Ventura’s Rate Advisory Committee
The Ventura Water and Wastewater Rate Advisory Committee has concluded its series of public meetings to review a 10-year financial plan. The nine voluntary citizen committee members evaluated potential rate structures and offered community perspective to Ventura Water staff as part of a comprehensive Cost of Service study for the water and wastewater utilities.
Ventura Water General Manager Shana Epstein, Committee Chairman John Mundy and Committee Vice Chairwoman Irene Henry will present the Committee’s recommendations to the Ventura City Council at 6 p.m. Monday Feb. 27.
Rates paid by customers will pay for the total projected expenses, which include operations, maintenance and capital projects to replace aging pipes, equipment and facilities.
To increase revenue stability for the water utility, service charges are recommended to raise 25 percent of the needed revenues; currently these charges generate 19 percent of revenues.
To support water efficiency, the tiers for residential water usage would be tightened. Annual wastewater rates for residential customers would be set each July based on the average water use during two cycles from the previous winter.
Also, bills to Ventura Water customers will include an “Estuary Protection Charge” to fund planning for a potential diversion structure to reuse the water that the City’s Water Reclamation Facility currently releases into the Santa Clara River Estuary.
Other recommendations include establishing a more structured reserve policy to cover funding for emergencies and infrastructure replacement, and removing the current obligation that some water and wastewater capital projects include a public art element.
Another outcome of the study was the restructuring of the differential charged to customers outside of City limits. These customers will no longer be charged an additional 70 percent above City rates but a flat surcharge on each unit of water used. This is expected to lower rates for most of these customers.
Over the past six months, the Committee met six times to analyze costs and projected fiscal needs. Residents were invited to the meetings and officially noticed but few people turned out.
The Committee was thanked at the final committee meeting by Ventura Mayor Mike Tracy. “On behalf of the entire City Council, I want to thank all of you as citizen volunteers for participating in this study,” Tracy said. “This is a complex issue, and you're not likely to be 'thanked' for recommending an increase in water rates. Nevertheless, I want you to know we truly appreciate what you’re doing, and I know all the hours will pay off.”
To learn more, visit www.cityofventura.net/water/resources to view all of the Committee’s meeting materials and presentations.
Workers repair a broken water pipe that caused flooding on Main Street on Jan. 18. The section of cast iron pipe that broke is almost 50 years old.

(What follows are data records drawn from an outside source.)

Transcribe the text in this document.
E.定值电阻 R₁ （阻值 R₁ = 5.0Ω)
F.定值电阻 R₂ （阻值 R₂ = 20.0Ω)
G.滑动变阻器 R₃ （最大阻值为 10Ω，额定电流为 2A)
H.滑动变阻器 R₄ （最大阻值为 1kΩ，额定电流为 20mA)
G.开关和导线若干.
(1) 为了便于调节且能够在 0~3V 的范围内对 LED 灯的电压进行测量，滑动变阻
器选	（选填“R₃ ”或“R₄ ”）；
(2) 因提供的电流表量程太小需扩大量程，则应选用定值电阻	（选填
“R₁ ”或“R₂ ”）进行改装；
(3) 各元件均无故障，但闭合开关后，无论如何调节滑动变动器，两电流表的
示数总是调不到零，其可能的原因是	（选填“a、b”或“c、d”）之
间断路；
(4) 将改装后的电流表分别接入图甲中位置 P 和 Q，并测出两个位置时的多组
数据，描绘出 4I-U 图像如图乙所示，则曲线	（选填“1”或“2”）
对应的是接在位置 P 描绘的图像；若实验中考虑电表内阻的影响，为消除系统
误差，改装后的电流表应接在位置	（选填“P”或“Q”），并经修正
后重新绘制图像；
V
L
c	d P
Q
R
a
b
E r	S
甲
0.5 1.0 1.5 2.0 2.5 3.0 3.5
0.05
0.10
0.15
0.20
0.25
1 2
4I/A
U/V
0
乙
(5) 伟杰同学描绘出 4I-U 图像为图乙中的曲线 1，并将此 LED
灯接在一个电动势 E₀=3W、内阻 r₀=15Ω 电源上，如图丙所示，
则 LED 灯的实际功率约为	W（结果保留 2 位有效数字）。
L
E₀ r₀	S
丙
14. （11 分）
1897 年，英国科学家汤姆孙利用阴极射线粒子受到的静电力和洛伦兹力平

Old Iron Pipeline Break Underscores
Need For Capital Improvement Projects
A major break of an 8-inch water main along Main Street on January 18 caused road closures, street flooding and water service disruption for local businesses. The pipeline, made of cast iron and installed almost 50 years ago, burst along a 10-foot stretch of the pipe. It was replaced in an emergency repair overnight, which restored service and opened roadways the next morning. The break, located directly in front of Ventura Fire Station No. 5, also caused soil to move beneath the station’s driveway as well as a nearby sewer pipeline, and both required emergency repairs the following week.
This type of incident is the most expensive and unpredictable in maintaining Ventura’s aging 380-mile underground water distribution system. It is projected that this main break will cost over $100,000. We also lost an estimated 1.26 million gallons of water - enough water for 13 average families for an entire year.
About 25 percent of Ventura’s water distribution pipes are made of older cast iron, which is known to rust and become susceptible to breaking due to the iron material’s interaction with certain types of soil. The rates paid by Ventura Water customers fund not only operations and maintenance but an extensive capital infrastructure renewal program as well.
A major pipeline replacement effort is projected to be needed over the next 50 years to maintain the system’s reliability into the future. To learn more about the projects currently in construction, visit www.cityofventura.net/pw/construction.
Is Your Money Going Down the Drain?
Did you know that
statistically speaking 20 percent of all toilets leak? It is guaranteed that 20 percent of our residents don’t know they have a leaky toilet. Do you?
Toilets are one of the most common sources of leaks in the home, and usually they go unnoticed because the leaks often are silent and out of view. On average, just one leaky toilet wastes 200 gallons of water a day, costing upward of $19 a month.
Testing your toilets for leaks is easy, quick and cost-effective. Just put a drop of dye, vanilla extract or food coloring into your tank and come back in 15 to 20 minutes to see if the bowl water has changed color. If it has, you have a leak, but don’t worry.
The most common source of leaks is a flapper in need of replacing. This is something even the most challenged in home improvement can tackle and our new Water Efficiency website can help. Check out the “Do It Yourself” page for great tips and videos at www.home-water-works.org/indoor-use/do-it-yourself#tlt-leak.
While you are there, explore the whole site and use the new water usage calculator to test your water efficiency.